Take away the napalm spread of profanity, impromptu scenes of steamy sex and the myriad joints that get smoked, and 8 Mile is basically a Disney sports movie with rap as the athletics of choice.
Much like Remember the Titans or The Rookie, 8 Mile is about someone striving to succeed against the circumstances of his situation. Instead of a black coach in a racist town or an old man in a young man’s game, we have a white guy from the wrong side of Detroit who wants to be respected as a rapper.
Only it isn’t just any old white guy, it’s controversial rapper Eminem, who, in his big movie debut here, is essentially playing himself. Because it’s set in 1995, producers have said it’s “too far back to be Eminem’s story”. But they’re fooling no one. His character’s name is Jimmy “Rabbit” Smith, Jr., but really, he’s just Marshall Mathers.
That said, Eminem is good in the movie, providing a lively spark for the film even during its more rote segments. Nothing suggests an acting career in which he plays any other role beside himself. But if he only gets one shot, Eminem certainly could have made worse collaborative choices.
8 Mile is directed by Curtis Hanson, who, while still making a “sports movie,” fuels it with the same spirit as two of his past films, L.A. Confidential and Wonder Boys. Those movies were about men’s often-futile search for inspiration on the job, and 8 Mile fits that bill, albeit in a more Rocky–type way.
There are a variety of obstacles in Rabbit’s life — among them his soul-numbing job at a factory, a trailer-trash mom (Kim Basinger), an ex-girlfriend who he’s not quite over and a crew of rival rappers who aren’t afraid to shift their vocal taunts to violence.

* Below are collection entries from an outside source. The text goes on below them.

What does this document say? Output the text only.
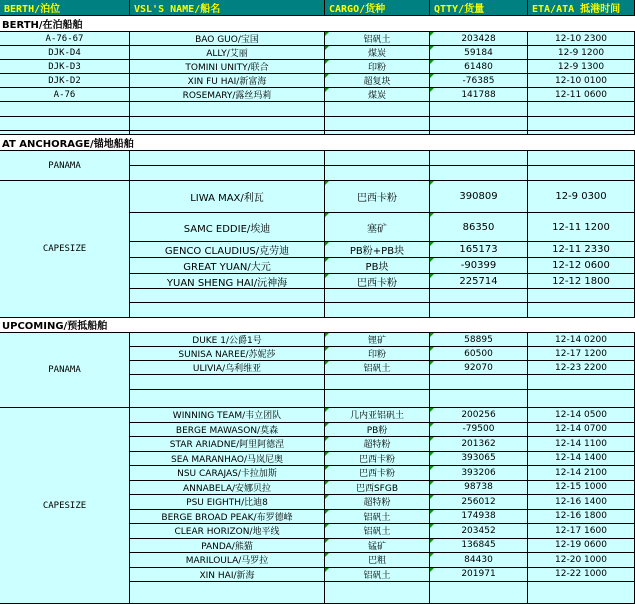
BERTH/泊位	VSL'S NAME/船名	CARGO/货种	QTTY/货量	ETA/ATA 抵港时间
BERTH/在泊船舶
AT ANCHORAGE/锚地船舶
UPCOMING/预抵船舶
A-76-67	BAO GUO/宝国	铝矾土	203428	12-10 2300
DJK-D4	ALLY/艾丽	煤炭	59184	12-9 1200
DJK-D3	TOMINI UNITY/联合	印粉	61480	12-9 1300
DJK-D2	XIN FU HAI/新富海	超复块	-76385	12-10 0100
A-76	ROSEMARY/露丝玛莉	煤炭	141788	12-11 0600
PANAMA
CAPESIZE
LIWA MAX/利瓦	巴西卡粉	390809	12-9 0300
SAMC EDDIE/埃迪	塞矿	86350	12-11 1200
GENCO CLAUDIUS/克劳迪	PB粉+PB块	165173	12-11 2330
GREAT YUAN/大元	PB块	-90399	12-12 0600
YUAN SHENG HAI/沅神海	巴西卡粉	225714	12-12 1800
PANAMA
DUKE 1/公爵1号	锂矿	58895	12-14 0200
SUNISA NAREE/苏妮莎	印粉	60500	12-17 1200
ULIVIA/乌利维亚	铝矾土	92070	12-23 2200
CAPESIZE
WINNING TEAM/韦立团队	几内亚铝矾土	200256	12-14 0500
BERGE MAWASON/莫森	PB粉	-79500	12-14 0700
STAR ARIADNE/阿里阿德涅	超特粉	201362	12-14 1100
SEA MARANHAO/马岚尼奥	巴西卡粉	393065	12-14 1400
NSU CARAJAS/卡拉加斯	巴西卡粉	393206	12-14 2100
ANNABELA/安娜贝拉	巴西SFGB	98738	12-15 1000
PSU EIGHTH/比迪8	超特粉	256012	12-16 1400
BERGE BROAD PEAK/布罗德峰	铝矾土	174938	12-16 1800
CLEAR HORIZON/地平线	铝矾土	203452	12-17 1600
PANDA/熊猫	锰矿	136845	12-19 0600
MARILOULA/马罗拉	巴粗	84430	12-20 1000
XIN HAI/新海	铝矾土	201971	12-22 1000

The worst obstacle, though, is Rabbit’s own embarrassment at his life and that he will somehow be able to transcend it through rap. Some interesting moments come when we hear the creative process of Rabbit’s rhymes. Instead of seeing him writing furiously, we hear random clips and phrases against a beat. There is plenty of pressure on Rabbit from the outside, but Hanson wisely allows the film to breathe through Rabbit’s internal struggle to not so much succeed, as understand his world.
As with all stories where the hero triumphs over adversity, that world is populated with obvious characters, mostly well acted by a mostly young cast. Mekhi Phifer is good as the easygoing Future, who serves as Rabbit’s manager, but also his friend. Think a non-cranky Burgess Meredith. And Brittany Murphy impresses as the mysterious Alex, a model who uses her sexiness to her advantage and inspires Rabbit — much like Adrian, if Adrian occasionally slept around to further her career.
The only false acting note — and it is sustained and shrill — comes from Basinger as Rabbit’s mother. With a dopey Southern accent (it’s Detroit, remember?) and no shades of emotion, it’s a purely one-dimensional character.
Still, the film is able to take flight during its rap scenes, especially at the end when Rabbit learns that the best rhymes are generated from knowing yourself. Yes, Eminem is still walking around grabbing his you-know-what and flipping the you-know-who. But he’s so cute, though.